One Step Higher was one such album. It was the final long-playing venture for Voyage, a collective of French studio musicians who scored big internationally at the end of the ’70s with albums like their self-titled debut and Let’s Fly Away. One Step Higher found them adjusting some surface elements of their style to fit what was going on in the early ’80s club scene: “Come And Get It” is lightly laced with Devo-esque bursts of jagged synth, the title track is a stripped down number whose rhythm track is dominated by drum machines and “I Surrender” is boogie through and through, down to its synth bassline. It’s also worth noting that the orchestration of old has been jettisoned in favor of keyboard textures and the bass lines and guitar riffs have a tougher edge to fit in with this electronics-dominated style.

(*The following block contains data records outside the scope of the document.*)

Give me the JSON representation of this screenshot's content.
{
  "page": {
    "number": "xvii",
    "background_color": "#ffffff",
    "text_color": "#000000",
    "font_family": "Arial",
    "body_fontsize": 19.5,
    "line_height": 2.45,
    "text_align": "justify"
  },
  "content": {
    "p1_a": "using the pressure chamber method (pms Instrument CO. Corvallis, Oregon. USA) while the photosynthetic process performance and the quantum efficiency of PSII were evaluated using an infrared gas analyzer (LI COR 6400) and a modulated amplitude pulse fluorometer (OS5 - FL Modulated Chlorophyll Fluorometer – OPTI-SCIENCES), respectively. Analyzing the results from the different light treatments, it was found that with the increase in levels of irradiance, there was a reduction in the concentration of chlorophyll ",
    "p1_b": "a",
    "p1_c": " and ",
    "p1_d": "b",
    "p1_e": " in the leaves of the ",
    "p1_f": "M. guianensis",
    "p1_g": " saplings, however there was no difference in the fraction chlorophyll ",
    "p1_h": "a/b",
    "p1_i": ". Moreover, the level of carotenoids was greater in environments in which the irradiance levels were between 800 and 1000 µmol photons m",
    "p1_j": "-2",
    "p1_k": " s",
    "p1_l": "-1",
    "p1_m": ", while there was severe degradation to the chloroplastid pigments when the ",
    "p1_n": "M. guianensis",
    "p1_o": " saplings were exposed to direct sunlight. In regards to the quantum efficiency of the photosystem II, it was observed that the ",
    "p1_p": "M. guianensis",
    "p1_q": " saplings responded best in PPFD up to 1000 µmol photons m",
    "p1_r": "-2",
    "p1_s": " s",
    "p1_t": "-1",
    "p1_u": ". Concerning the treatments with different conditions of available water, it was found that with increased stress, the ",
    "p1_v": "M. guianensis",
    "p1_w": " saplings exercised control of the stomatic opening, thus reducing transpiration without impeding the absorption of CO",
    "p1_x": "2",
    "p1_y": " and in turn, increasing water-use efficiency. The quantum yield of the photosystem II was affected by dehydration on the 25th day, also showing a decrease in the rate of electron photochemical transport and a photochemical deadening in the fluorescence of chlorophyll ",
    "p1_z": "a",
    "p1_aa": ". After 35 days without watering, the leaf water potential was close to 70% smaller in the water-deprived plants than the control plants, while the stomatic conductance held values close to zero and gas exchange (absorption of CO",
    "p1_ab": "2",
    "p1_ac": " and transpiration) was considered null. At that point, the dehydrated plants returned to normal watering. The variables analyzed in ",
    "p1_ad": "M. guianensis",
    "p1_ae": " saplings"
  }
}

However, beneath all these au-courant affectations lies the traditional Voyage style in terms of songwriting and approach to arrangements. For instance, “Let’s Get Started” is a swooning bit of romanticism where a group of vocalists sing a soaring bridge that captures the song’s spirit of romance while synths fill the places that a string section once occupied. Elsewhere, “Magic In The Groove” engages in the disco-goes-exotica style of older Voyage ventures by injecting an element of island music.
However, the album’s best and most traditional moment arrives at the finale: “Follow The Brightest Star” is big-hearted Eurodisco in its best, most classic tradition. An extended instrumental intro with delicate keyboard work creates an adventurous yet sentimental mood that sets the tone for the positivity of the lyrics, which encourage the people on the dance floor to keep searching for the good times. For disco fans who felt displaced by the genre’s shifting fortunes, it was a message they could take to heart – and a strong final note for this group to gracefully exit the Eurodisco scene on.
CD Special Edition Notes: Voyage tends to bring out the best in the Disco Recharge reissue series and this 2-CD set is no exception. The original album is presented in a newly-mastered style on the first disc and the second disc unleashes a whopping array of single edits, 12-inch mixes and alternate versions that add up to 78 minutes of bonus material.
This might look like overkill to the casual listener but it’s more fun than a barrel of mirrorballs for the disco archaeologists. Combing through this material can reveal a lot of interesting things to genre fanatics. For starters, it’s interesting to note that Voyage’s songs work really well as 7-inch singles, functioning as lush but concise dance-pop thanks to the musical skill of all involved. “Nowhere To Hide” and “Magic In The Groove” benefit the most from the 12-inch mix treatment, giving their grooves more room to breathe and develop than the album-length counterparts, and an alternate version of “I Surrender” that strips out the falsetto lead vocal but leaves the backing vocals gives it a new, unexpectedly dreamy feel to offset its driving rhythms.
Or particular interest to fans is the fact that a previously unreleased outtake is also included amongst the bonus material, a song entitled “Almost Made It.” It’s a fun bit of boogie fare, with a nicely syncopated vocal melody, energetic horn charts and a funky synthesizer solo.